Sumpah Pemuda, Agung Diksi yang digunakan adalah bahasa Melayu. Apa hubungan dengan bahasa Indonesia? Bagi Indonesia, persoalan kebahasaan sudah “duduk” sejak 28 Oktober 1928 dengan Sumpah Pemuda yang agung itu. Bahasa kebangsaan RI adalah bahasa Indonesia, bukan bahasa Melayu, bukan bahasa Minangkabau, bukan bahasa Jawa, bukan bahasa manapun! Sastrawan Indo­nesia, mulai dari Abdul Muis, M. Yamin sampai ke Gus tf Sakai, Iyut Fitra, Khairul Jasmi, Yusrizal KW dan Tegar Esha Putra, menulis dalam bahasa Indonesia, bukan dalam bahasa Minangkabau atau Melayu. Ini, secara semantik dan kutural, men­cam­pur-adukkan penggunaan Melayu dan Minangkabau, mengandung dilema. Melayu adalah Melayu, Minangkabau adalah Minangkabau.

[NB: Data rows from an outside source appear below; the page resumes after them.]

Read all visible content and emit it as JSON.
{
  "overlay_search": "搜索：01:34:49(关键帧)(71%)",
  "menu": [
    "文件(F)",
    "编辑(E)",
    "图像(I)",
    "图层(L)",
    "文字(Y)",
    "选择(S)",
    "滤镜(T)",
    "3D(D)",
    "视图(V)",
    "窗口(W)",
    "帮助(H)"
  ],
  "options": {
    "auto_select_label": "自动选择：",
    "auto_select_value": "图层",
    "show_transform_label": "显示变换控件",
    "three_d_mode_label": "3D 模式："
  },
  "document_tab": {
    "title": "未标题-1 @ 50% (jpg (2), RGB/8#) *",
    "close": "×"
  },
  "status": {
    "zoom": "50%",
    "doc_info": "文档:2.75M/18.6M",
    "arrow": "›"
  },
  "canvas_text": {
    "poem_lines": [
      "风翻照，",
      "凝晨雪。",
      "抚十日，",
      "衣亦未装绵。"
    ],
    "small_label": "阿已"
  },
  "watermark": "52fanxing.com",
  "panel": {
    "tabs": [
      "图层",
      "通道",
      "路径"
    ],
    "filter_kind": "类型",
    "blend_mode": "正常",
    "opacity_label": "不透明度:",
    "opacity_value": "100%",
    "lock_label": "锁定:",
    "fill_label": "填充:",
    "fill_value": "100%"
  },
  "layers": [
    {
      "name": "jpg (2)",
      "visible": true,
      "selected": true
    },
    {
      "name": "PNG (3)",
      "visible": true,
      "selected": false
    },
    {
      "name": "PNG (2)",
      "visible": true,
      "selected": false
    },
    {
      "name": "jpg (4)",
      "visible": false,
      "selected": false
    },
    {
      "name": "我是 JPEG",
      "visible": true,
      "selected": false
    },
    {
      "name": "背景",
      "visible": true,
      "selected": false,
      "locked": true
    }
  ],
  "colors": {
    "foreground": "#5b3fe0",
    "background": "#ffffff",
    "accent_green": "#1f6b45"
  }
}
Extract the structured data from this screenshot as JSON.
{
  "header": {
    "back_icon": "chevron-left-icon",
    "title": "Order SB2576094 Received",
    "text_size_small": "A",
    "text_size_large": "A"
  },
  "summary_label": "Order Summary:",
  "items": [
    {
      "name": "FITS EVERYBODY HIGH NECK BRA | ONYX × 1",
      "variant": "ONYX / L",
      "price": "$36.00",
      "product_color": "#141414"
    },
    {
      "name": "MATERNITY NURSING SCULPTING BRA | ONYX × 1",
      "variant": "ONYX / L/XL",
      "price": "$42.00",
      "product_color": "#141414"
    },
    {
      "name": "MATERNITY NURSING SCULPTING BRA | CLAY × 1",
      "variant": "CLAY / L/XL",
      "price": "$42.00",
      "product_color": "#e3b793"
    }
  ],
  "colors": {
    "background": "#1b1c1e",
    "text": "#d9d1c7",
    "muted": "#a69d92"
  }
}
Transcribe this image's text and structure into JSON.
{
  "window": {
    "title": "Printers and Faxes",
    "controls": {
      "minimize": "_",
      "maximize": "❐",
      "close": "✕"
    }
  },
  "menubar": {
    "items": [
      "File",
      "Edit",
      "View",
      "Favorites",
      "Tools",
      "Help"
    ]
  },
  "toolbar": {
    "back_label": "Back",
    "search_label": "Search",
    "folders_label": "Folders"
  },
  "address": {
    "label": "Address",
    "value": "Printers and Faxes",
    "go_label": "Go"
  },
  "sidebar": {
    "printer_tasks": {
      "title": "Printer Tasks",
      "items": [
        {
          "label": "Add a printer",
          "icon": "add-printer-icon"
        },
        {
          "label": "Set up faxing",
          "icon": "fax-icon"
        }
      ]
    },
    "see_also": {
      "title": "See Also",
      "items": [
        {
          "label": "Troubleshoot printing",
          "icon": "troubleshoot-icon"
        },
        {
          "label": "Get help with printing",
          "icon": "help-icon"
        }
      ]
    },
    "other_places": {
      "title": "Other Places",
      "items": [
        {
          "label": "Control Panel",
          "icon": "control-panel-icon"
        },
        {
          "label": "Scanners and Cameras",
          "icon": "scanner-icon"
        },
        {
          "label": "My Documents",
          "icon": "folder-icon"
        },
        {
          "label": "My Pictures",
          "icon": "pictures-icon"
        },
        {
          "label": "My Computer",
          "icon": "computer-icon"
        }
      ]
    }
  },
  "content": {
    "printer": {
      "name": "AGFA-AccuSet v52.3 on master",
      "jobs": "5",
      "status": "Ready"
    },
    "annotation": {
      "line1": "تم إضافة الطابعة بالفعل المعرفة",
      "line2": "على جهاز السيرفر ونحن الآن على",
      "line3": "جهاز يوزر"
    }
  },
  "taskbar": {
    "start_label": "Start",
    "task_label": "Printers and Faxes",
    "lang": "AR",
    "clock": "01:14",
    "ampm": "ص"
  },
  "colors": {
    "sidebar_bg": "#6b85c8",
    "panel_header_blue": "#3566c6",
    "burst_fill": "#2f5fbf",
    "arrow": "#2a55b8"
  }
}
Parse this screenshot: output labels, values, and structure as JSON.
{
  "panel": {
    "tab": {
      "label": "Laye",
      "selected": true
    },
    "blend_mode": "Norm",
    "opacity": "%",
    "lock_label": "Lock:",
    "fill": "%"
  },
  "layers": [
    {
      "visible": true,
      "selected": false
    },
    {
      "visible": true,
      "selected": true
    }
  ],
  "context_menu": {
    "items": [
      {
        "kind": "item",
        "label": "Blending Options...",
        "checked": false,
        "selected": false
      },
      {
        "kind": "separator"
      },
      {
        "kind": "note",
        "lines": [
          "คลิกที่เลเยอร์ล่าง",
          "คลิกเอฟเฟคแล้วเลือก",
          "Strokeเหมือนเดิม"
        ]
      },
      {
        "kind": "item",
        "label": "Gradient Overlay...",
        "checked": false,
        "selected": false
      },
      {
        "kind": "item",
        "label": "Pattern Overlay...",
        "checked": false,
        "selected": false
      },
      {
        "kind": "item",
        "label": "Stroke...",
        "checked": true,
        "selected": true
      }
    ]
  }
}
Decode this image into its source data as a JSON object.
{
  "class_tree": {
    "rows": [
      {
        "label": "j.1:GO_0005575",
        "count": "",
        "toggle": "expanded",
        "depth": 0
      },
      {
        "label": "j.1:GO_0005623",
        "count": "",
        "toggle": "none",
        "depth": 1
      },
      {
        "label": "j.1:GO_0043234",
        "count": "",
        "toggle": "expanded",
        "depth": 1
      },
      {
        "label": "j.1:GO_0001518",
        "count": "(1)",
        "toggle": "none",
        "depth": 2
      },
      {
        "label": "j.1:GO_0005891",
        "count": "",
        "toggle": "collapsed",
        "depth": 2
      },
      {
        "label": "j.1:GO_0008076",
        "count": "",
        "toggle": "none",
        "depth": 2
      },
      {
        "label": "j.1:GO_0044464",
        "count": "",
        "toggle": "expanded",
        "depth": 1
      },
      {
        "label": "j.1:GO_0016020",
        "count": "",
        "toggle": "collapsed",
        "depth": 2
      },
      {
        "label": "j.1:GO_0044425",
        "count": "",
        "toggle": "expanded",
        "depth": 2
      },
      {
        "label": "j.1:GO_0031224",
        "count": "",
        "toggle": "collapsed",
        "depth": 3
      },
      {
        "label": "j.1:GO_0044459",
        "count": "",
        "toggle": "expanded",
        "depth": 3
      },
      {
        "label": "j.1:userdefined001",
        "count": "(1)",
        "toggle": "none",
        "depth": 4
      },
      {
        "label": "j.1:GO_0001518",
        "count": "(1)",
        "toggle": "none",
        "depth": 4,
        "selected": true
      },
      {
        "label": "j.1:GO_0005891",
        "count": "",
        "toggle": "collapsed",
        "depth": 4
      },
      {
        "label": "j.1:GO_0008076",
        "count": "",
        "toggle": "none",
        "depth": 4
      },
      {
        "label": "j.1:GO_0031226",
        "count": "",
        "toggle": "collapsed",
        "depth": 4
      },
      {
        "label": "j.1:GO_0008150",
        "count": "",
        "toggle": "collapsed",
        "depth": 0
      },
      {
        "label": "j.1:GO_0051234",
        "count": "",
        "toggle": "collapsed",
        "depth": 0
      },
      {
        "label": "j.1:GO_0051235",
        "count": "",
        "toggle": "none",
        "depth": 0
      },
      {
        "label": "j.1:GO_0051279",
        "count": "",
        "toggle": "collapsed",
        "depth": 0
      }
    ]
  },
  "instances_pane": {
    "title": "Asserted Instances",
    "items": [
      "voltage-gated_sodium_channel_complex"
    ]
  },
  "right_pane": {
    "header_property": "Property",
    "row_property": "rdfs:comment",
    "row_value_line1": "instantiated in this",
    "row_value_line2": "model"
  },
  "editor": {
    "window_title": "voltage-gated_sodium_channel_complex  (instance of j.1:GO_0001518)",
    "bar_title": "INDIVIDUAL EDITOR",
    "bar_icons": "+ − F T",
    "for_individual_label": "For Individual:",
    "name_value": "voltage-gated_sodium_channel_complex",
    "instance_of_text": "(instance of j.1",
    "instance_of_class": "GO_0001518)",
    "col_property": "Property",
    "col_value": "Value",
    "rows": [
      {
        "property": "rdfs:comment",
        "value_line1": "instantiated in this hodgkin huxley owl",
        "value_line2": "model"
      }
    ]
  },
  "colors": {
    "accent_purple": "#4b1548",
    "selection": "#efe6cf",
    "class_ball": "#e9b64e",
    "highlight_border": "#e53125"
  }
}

Tanpa mengintervensi, di Malaysia soal kebahasaan masih menimbulan konflik serius. Simak frasa: “Sampai sekarang sejak 54 tahun merdeka rakyatnya sendiri masih mempersoalkan akta yang menyebut bahasa ke­bangsaan, bahasa Melayu yang diaktakan itu. Hal ini amat melukakan.” Bahasa Mandarin, bahasa Urdu, bahasa Inggris, atau bahasa Melayu? Kelompok Numera, sebagaimana Pena dan Ga­pena, menginginkan bahasa Melayu. Tetapi itu belum pernah jalan. Sampai kini. Menggunakan ungkapan Ke­mala, hal itu “melukakan” benar. Di Indonesia, ke­ba­hasaan benar-benar tidak menjadi persoalan. Ini, me­minjam rumus, Prof. Dr. Umar Kayam, M.A., merupakan satu bentuk keluarbiasaan bangsa Indonesia, bisa dan memang sudah lama berbahasa satu. Ini mukjizat.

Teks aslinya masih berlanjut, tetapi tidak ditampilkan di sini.